Because the dynamics are obvious but the climaxes aren’t, it’s safe to say Oliver Johnson’s approach to pacing and arrangement is more tantric than hedonic. With The Nature of Imitation, Johnson’s latest release under the Dorian Concept name, the Austrian producer’s cyberfunk noodling is dizzying and mandarin, yet the payoff is often subdued or withheld. “E13” shifts, stutters, and glitches between immaculately produced dance synth lines, waxing and waning without ever finding a zenith. On album standout “J Buyers,” Johnson spends the first minute and 35 seconds on the song’s buildup; when the release comes, he’s still able to sustain that energy (replete with its own de/crescendos) for another three minutes.

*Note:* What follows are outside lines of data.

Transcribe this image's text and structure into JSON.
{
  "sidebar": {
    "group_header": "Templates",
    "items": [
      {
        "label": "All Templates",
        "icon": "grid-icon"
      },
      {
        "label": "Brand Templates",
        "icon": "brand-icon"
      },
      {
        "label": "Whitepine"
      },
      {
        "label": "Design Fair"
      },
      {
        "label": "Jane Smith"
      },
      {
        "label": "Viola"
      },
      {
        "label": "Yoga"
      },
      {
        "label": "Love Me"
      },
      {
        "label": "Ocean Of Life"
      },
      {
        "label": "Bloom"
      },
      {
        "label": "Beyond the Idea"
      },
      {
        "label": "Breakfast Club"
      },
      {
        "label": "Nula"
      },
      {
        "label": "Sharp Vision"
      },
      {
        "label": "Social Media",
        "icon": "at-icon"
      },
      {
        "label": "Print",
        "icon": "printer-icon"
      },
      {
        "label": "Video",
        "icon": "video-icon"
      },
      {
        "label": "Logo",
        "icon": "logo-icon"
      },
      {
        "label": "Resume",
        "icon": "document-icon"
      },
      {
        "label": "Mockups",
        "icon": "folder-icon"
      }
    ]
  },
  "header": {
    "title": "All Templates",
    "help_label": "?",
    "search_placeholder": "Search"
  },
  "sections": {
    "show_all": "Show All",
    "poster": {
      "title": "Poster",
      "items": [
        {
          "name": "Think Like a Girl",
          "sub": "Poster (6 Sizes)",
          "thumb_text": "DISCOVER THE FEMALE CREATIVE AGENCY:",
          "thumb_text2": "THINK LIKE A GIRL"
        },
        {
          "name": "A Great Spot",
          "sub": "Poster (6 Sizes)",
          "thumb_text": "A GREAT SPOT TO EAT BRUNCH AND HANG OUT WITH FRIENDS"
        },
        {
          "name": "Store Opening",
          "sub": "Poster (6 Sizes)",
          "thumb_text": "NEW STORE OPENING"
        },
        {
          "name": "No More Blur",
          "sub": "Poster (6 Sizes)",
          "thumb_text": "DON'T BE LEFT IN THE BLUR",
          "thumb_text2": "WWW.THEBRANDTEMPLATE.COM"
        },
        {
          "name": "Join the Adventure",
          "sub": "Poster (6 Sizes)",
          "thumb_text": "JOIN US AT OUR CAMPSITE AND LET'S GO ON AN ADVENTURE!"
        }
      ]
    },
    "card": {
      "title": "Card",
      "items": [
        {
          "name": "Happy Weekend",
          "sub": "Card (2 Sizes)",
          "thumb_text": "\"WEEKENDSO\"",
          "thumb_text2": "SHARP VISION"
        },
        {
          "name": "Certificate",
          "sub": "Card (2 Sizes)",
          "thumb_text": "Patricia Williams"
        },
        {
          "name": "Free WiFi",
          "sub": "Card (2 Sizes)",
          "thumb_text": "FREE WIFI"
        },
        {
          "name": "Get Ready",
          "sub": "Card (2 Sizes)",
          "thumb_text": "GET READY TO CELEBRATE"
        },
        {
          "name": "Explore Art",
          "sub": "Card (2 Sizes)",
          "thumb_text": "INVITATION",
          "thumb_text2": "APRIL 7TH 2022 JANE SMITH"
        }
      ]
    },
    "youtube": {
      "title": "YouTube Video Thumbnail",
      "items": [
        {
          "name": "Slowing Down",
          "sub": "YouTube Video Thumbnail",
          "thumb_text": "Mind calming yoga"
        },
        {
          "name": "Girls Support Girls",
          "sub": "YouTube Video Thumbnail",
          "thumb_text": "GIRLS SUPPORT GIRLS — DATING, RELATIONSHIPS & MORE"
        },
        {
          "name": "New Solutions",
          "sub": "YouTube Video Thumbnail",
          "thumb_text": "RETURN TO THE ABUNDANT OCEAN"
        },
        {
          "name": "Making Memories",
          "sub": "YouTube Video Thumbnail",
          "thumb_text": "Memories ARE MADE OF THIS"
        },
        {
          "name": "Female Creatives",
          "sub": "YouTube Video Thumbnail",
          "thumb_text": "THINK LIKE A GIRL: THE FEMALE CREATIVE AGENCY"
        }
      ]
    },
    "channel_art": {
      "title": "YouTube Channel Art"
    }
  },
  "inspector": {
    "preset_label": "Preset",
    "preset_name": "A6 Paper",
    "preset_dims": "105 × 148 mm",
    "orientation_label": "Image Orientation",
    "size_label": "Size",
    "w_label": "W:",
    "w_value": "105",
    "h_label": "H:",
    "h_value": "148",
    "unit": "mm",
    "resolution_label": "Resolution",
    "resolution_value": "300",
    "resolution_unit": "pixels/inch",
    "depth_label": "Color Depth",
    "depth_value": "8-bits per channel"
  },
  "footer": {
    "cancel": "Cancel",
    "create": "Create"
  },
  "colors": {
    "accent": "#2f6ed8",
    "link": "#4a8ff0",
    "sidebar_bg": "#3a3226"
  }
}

In short, he shows us what an id can do without submitting to it.
But that doesn’t mean the album tries to be didactic; it’s too eccentric for that. Even at its petulant nadirs like “A Mother’s Lament” and “Dishwater,” there’s an unassailable weirdness throughout: the lo-fi aesthetic of the former and the susurrus of feedback underpinning the latter. It sounds as if Johnson is trying to make a disruptive electronica record, one that invites us to dance while challenging us if we actually do.
On the whole, Imitation is self-consciously danceable and overconfidently messy. It’s restless music for restless people, and while it entertains plenty for stretches, it doesn’t quite hold the focus that a 40-minute collection of songs demands. Like so many artists of this stripe, Dorian Concept recognizes how deficient his audience’s attention is, but tests it all the same. And it’s admirable, to say the least.